During his Second Inaugural Address, on 21 January 2013, US President Barack Obama insisted that he and all Americans understand that ‘enduring security and lasting peace do not require perpetual war’. He confidently declared that a ‘decade of war is now ending’ (Obama 2013). Almost a dozen years, however, after the terrorist attacks on New York and Washington, DC on 11 September 2001, the United States remains embroiled in a long-term struggle with what George W. Bush (2001) called the existential threat of international terrorism. On the campaign trail in 2008, his successor as US President, Barack Obama, promised to reboot the ‘War on Terror’. He claimed that his new administration would step back from the rhetoric and much of the policy of the Bush administration, conducting a counter-terrorism campaign that would be more morally acceptable, more focused and more effective – smarter, better, nimbler, stronger (‘Obama’s Remarks on Iraq and Afghanistan’ 2008).
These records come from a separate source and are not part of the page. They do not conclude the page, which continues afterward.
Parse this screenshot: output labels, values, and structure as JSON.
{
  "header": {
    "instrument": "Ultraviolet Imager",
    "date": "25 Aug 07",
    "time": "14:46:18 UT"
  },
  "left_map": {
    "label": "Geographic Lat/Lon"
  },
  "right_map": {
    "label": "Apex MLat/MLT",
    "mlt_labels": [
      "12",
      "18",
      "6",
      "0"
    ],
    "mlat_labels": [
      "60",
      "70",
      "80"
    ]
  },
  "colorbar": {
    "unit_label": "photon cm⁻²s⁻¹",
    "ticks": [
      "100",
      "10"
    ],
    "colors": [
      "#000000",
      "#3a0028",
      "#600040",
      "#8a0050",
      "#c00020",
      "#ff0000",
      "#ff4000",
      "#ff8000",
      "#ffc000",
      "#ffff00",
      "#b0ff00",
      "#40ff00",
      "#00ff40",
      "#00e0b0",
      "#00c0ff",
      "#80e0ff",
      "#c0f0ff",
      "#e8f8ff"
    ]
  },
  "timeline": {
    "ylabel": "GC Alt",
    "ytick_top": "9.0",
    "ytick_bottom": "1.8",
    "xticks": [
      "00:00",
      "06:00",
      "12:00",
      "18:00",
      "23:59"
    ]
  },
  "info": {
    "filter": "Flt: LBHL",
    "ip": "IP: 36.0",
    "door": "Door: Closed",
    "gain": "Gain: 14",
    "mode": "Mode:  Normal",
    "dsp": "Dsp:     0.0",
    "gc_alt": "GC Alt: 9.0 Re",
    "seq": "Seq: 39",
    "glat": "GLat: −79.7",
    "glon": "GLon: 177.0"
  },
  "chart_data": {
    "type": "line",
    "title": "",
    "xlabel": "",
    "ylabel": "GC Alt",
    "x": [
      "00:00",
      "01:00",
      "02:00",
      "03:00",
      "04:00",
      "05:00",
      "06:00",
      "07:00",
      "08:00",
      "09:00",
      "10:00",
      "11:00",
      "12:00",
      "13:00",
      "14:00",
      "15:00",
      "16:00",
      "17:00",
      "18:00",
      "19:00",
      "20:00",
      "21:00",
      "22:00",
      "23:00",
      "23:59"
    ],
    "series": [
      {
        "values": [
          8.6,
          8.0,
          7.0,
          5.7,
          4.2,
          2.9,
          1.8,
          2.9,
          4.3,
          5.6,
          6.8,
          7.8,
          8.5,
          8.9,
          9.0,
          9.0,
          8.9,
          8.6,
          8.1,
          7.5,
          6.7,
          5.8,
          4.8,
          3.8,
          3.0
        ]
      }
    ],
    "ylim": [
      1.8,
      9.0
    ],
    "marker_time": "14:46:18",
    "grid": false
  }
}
Those expecting wholesale changes to US counter-terrorism policy, however, misread Obama’s intentions. Obama always intended to deepen Bush’s commitment to counter-terrorism, while at the same time ending the ‘distraction’ of the Iraq War. Rather than being trapped by Bush’s institutionalised construction of a global war on terror (see Section 2 of this book and, in particular, Jackson’s and Bentley’s chapters), the continuities in counter-terrorism can be explained by Obama’s shared conception of the imperative of reducing the terrorist threat to the US, as demonstrated by his pursuit and elimination of the al-Qaeda leader Osama Bin Laden. This chapter focuses on the difficulties Obama has had in distinguishing his counter-terrorism policy from that of his predecessor and explores how his rhetoric has been reconstituted as the actions of his policy have unfolded. In particular, attention is focused on the problems of fulfilling his promise to continue combating terrorism, while adhering to core moral values and principles. By addressing his policies toward Afghanistan and Pakistan, Guantanamo Bay and torture, and the use of unmanned drone attacks, it will be argued that Obama’s ‘war’ against terrorism is not only in keeping with the assumptions and priorities of the last decade but also that, despite some successes, it is just as problematic as that of his predecessor.